Retour du Donbass : la guerre se poursuit mais le peuple s’organise


Responsable d’une association humanitaire

 

Je rentre tout juste de la République populaire de Donetsk (RPD), une des deux républiques du Donbass qui ont fait sécession de l’Ukraine suite au coup d’État, encouragé par l’Union européenne et les États-Unis d’Amérique, à Kiev en février 2014.

J’y étais avec l’association Ouest-Est pour distribuer de l’aide humanitaire sur la ligne de front auprès des personnes qui souffrent des bombardements quotidiens de l’armée de Kiev.
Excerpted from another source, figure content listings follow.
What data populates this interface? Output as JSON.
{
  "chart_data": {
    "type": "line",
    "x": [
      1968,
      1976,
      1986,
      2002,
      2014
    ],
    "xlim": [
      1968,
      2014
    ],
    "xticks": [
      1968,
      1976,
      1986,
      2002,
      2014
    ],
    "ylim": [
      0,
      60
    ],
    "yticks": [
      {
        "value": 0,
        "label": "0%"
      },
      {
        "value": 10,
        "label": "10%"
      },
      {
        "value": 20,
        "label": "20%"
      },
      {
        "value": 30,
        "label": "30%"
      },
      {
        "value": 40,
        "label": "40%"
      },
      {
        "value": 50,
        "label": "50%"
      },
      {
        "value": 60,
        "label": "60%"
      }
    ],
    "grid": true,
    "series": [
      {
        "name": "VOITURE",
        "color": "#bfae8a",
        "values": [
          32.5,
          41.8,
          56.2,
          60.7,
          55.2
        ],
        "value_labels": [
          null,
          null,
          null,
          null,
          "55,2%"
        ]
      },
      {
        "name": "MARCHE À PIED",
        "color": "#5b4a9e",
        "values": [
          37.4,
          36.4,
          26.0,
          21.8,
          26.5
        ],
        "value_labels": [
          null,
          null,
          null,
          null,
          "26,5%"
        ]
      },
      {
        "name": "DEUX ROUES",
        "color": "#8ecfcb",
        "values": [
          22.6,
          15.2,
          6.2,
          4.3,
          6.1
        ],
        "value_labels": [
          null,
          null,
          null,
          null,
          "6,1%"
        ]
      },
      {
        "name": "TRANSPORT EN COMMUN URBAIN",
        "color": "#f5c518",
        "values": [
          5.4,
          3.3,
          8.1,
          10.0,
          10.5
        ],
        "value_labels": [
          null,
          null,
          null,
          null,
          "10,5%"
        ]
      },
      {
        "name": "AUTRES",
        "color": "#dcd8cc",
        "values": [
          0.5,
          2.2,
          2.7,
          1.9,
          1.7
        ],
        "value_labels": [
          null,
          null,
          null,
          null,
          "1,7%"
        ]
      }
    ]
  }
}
La guerre a déjà fait plus de 10.000 victimes, mais personne ne sera Charlie pour les habitants d’ici : l’assassin est un ami de l’OTAN, et ça, ça change tout. Les conditions sur le front sont souvent inhumaines, sans eau, ni électricité, ni soins médicaux.

J’étais également invité par la RPD à participer, le 9 mai, aux festivités de la victoire de 1945 sur le nazisme ainsi qu’au troisième anniversaire de la jeune république, deux jours plus tard. Lors des deux manifestations publiques, j’ai été impressionné par la ferveur et le nombre de personnes dans les rues pour soutenir la jeune république. J’ai vu des dizaines de milliers de personnes, et notamment des jeunes, venues de toute la région, et même des villes officiellement occupées par Kiev, marcher dans les rues, le sourire aux lèvres et fiers de défendre leur liberté malgré la guerre. Les rues de Donetsk sont d’ailleurs impeccables, preuve que les citoyens ne se laissent pas abattre et entretiennent ce qui est leur.

Un peu taquin, un homme me dit : « La seule fois que vous réussissez, à l’Ouest, à mettre autant de personnes dans la rue, c’est pour une grève ou une Gay Pride. Chez nous, ça n’arrivera pas. »

Cette jeune république et ses citoyens affichent fièrement leurs nouvelles couleurs et tous m’ont dit qu’il était hors de question qu’ils retournent un jour cohabiter avec l’administration de Kiev. « Comment voulez-vous que nous retournions habiter avec ceux qui nous tuent, nous coupent nos vivres et qui veulent nous interdire de parler notre propre langue ? » m’ont-ils tous dit. Depuis qu’ils ont pris leur destin en main, il est vrai qu’eux, contrairement à Kiev, ont réussi à se débarrasser des oligarques et des injonctions de Bruxelles et du FMI. Cela est dû, notamment, au travail colossal réalisé par la toute jeune administration du très charismatique président Alexandre Zakhartchenko, que j’ai pu rencontrer, qui réussit à insuffler courage, confiance et détermination à son peuple.

On verra comment l’administration Macron honorera la signature de la France au bas des accords de paix de Minsk II. En attendant, les habitants du Donbass ont besoin de notre aide et de notre soutien pour faire connaître leur calvaire au plus grand nombre et pour peser auprès de nos dirigeants afin d’obliger Kiev à déposer les armes. Le Donbass, comme le reste de l’Europe, n’a pas besoin de guerre mais de paix.